By October 25, 2017 No Comments

Now the company is also facing
the number one reason startups fail.

How can founders avoid the death spiral?

A founder’s role is, or at least should be, to continually focus on what actually drives success – creativity, insight, fearlessness, and leadership.

The role of ops people is to create a self-sustaining environment in which founders have the mental ease and time to focus on innovation and new opportunities. For us ops nerds, our joy comes from what bores most people to death: operational innovations.

Operations are a secondary consideration in the world of early-to-mid stage startups because ops don’t drive early success, they merely protect it. Operational weakness, though, is the second most common reason startups fail. The top two reasons why 80% of all startups fail in the first five years are:

1. A product for which there is an insufficient market.
2. Inability to survive the challenges of growth.

An early stage startup can substantially increase the odds of uninterrupted growth if it takes basic ops steps when it hires its 8th or 9th employee.

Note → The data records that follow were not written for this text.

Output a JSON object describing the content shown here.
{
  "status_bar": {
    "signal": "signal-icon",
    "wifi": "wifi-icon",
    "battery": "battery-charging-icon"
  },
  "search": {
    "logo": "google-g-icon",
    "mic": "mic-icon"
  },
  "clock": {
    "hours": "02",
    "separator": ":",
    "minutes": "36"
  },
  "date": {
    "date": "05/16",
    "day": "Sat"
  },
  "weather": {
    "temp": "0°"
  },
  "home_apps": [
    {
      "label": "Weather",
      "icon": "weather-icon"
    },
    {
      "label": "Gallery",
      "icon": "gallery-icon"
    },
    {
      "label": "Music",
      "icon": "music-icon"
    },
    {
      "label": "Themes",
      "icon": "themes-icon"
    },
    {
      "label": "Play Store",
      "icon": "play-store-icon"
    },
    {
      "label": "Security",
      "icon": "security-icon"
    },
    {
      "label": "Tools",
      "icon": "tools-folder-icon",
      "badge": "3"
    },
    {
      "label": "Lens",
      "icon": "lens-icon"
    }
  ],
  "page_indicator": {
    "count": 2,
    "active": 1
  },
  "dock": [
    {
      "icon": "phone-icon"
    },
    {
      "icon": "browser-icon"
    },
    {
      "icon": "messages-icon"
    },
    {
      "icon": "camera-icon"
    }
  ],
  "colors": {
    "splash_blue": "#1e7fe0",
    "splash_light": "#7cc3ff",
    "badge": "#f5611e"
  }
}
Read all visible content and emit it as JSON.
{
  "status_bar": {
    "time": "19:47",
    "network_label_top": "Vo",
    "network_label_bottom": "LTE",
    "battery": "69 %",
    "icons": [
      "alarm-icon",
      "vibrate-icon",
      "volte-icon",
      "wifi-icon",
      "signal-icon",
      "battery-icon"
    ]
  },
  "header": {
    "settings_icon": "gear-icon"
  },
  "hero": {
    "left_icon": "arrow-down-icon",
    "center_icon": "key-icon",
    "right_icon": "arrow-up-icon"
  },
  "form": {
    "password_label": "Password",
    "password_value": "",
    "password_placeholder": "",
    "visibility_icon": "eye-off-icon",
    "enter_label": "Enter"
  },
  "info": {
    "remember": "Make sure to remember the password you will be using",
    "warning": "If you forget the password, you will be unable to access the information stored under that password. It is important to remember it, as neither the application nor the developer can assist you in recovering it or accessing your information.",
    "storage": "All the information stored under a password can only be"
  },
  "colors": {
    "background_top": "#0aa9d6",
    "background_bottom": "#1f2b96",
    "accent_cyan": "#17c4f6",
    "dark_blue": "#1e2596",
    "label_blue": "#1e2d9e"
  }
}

Mid-stage companies actually face life-threatening challenges from weak operations, particularly if they didn’t take those basic steps. In the middle of rapid growth they cannot scale and must quickly evolve their operations without disrupting growth or ongoing client services, all the while generating enough excess cash flow to fund those efforts.

Now the founder is forced to focus on protecting previous success rather than driving future growth and the company isn’t facing just the number two cause of failure, its also facing the number one. With the founder and leadership focused on survival, two things happen:

1. Product development starts to lag behind evolving market demands; and
2. Competitors have a chance to box you out of the market.

You either play catch up or you have to pivot. The challenges increase exponentially. This is where startups get pulled in the death spiral.

Founders shouldn’t be the ones sweating the boring stuff, continued success demands their full attention.